For the vast majority of those thinking about an Individual Voluntary Arrangement, credit will have played a very fundamental part in getting into debt in the first place – whether that’s through personal loans, credit cards store accounts, and so on. Unfortunately, for most, it’s not simply having access to credit that can cause the problems but more specifically, the number of additional charges including interest and late payment fees, which most creditors will apply the very moment you default on repayments.
Once an IVA has been accepted then it becomes legally binding and you won’t be able to apply for credit throughout its duration (usually a period of 5 years). it’s important that you understand the implications of living without credit and the impact it might ultimately have on you.

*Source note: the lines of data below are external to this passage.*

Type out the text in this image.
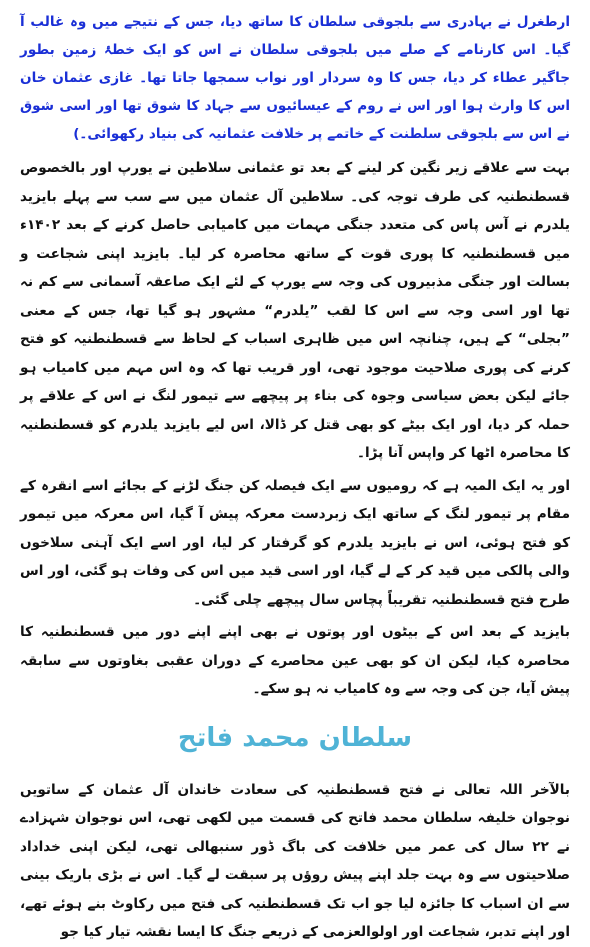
ارطغرل نے بہادری سے بلجوقی سلطان کا ساتھ دیا، جس کے نتیجے میں وہ غالب آ گیا۔ اس کارنامے کے صلے میں بلجوقی سلطان نے اس کو ایک خطۂ زمین بطور جاگیر عطاء کر دیا، جس کا وہ سردار اور نواب سمجھا جاتا تھا۔ غازی عثمان خان اس کا وارث ہوا اور اس نے روم کے عیسائیوں سے جہاد کا شوق تھا اور اسی شوق نے اس سے بلجوقی سلطنت کے خاتمے پر خلافت عثمانیہ کی بنیاد رکھوائی۔)

بہت سے علاقے زیر نگین کر لینے کے بعد تو عثمانی سلاطین نے یورپ اور بالخصوص قسطنطنیہ کی طرف توجہ کی۔ سلاطین آل عثمان میں سے سب سے پہلے بایزید یلدرم نے آس پاس کی متعدد جنگی مہمات میں کامیابی حاصل کرنے کے بعد ۱۴۰۲ء میں قسطنطنیہ کا پوری قوت کے ساتھ محاصرہ کر لیا۔ بایزید اپنی شجاعت و بسالت اور جنگی مذبیروں کی وجہ سے یورپ کے لئے ایک صاعقہ آسمانی سے کم نہ تھا اور اسی وجہ سے اس کا لقب ”یلدرم“ مشہور ہو گیا تھا، جس کے معنی ”بجلی“ کے ہیں، چنانچہ اس میں ظاہری اسباب کے لحاظ سے قسطنطنیہ کو فتح کرنے کی پوری صلاحیت موجود تھی، اور قریب تھا کہ وہ اس مہم میں کامیاب ہو جائے لیکن بعض سیاسی وجوہ کی بناء پر پیچھے سے تیمور لنگ نے اس کے علاقے پر حملہ کر دیا، اور ایک بیٹے کو بھی قتل کر ڈالا، اس لیے بایزید یلدرم کو قسطنطنیہ کا محاصرہ اٹھا کر واپس آنا پڑا۔

اور یہ ایک المیہ ہے کہ رومیوں سے ایک فیصلہ کن جنگ لڑنے کے بجائے اسے انقرہ کے مقام پر تیمور لنگ کے ساتھ ایک زبردست معرکہ پیش آ گیا، اس معرکہ میں تیمور کو فتح ہوئی، اس نے بایزید یلدرم کو گرفتار کر لیا، اور اسے ایک آہنی سلاخوں والی پالکی میں قید کر کے لے گیا، اور اسی قید میں اس کی وفات ہو گئی، اور اس طرح فتح قسطنطنیہ تقریباً پچاس سال پیچھے چلی گئی۔

بایزید کے بعد اس کے بیٹوں اور پوتوں نے بھی اپنے اپنے دور میں قسطنطنیہ کا محاصرہ کیا، لیکن ان کو بھی عین محاصرے کے دوران عقبی بغاوتوں سے سابقہ پیش آیا، جن کی وجہ سے وہ کامیاب نہ ہو سکے۔

سلطان محمد فاتح

بالآخر اللہ تعالی نے فتح قسطنطنیہ کی سعادت خاندان آل عثمان کے ساتویں نوجوان خلیفہ سلطان محمد فاتح کی قسمت میں لکھی تھی، اس نوجوان شہزادے نے ۲۲ سال کی عمر میں خلافت کی باگ ڈور سنبھالی تھی، لیکن اپنی خداداد صلاحیتوں سے وہ بہت جلد اپنے پیش روؤں پر سبقت لے گیا۔ اس نے بڑی باریک بینی سے ان اسباب کا جائزہ لیا جو اب تک قسطنطنیہ کی فتح میں رکاوٹ بنے ہوئے تھے، اور اپنے تدبر، شجاعت اور اولوالعزمی کے ذریعے جنگ کا ایسا نقشہ تیار کیا جو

That said – in order to determine an affordable monthly repayment for you to pay to your insolvency practitioner – a very careful budgeting process will be put into place. This means that all your personal expenses are fully accounted for and prioritised ahead of your IVA payments; meaning you shouldn’t have to worry about finding additional funds.
What’s more, once your IVA ends, you’ll then be completely debt free. This is due to the fact that any remaining debt under the IVA will simply be written off at the end of the arrangement and your creditors won’t be able to pursue you for it. Many debtors see this as a good opportunity to complete turn their finances around once and for all. In fact, by simply saving the set monthly repayments which have previously been paid over the past 5 years, you’ll soon be able to save a substantial amount for a rainy day – or something much more specific, such as a new car or other investment type.
In terms of your credit history, details of your IVA will remain on your credit record for a period of 6 years. It’ll also appear on the Insolvency Register for the duration of your IVA and for three months after it ends. This is a free, online source which potential lenders will usually check to see whether you’re a suitable applicant for credit. However, whilst some lenders may still offer lending (albeit at an increased interest rate to reflect the amount of risk they’re potentially taking on), others will see your IVA as a very responsible way of addressing your debt issues and will view it much more positively. That said, you can expect lenders to ask for additional requirements – such as a guarantor if you choose to apply for a loan – and the amount you can borrow may be restricted until such time as you’ve re-established yourself with a more positive credit history.
However you choose to approach credit during your IVA period your insolvency practitioner will certainly be able to offer more bespoke advice, depending on your personal circumstances and ultimately you can look forward to a debt-free future minus the stress of credit commitments.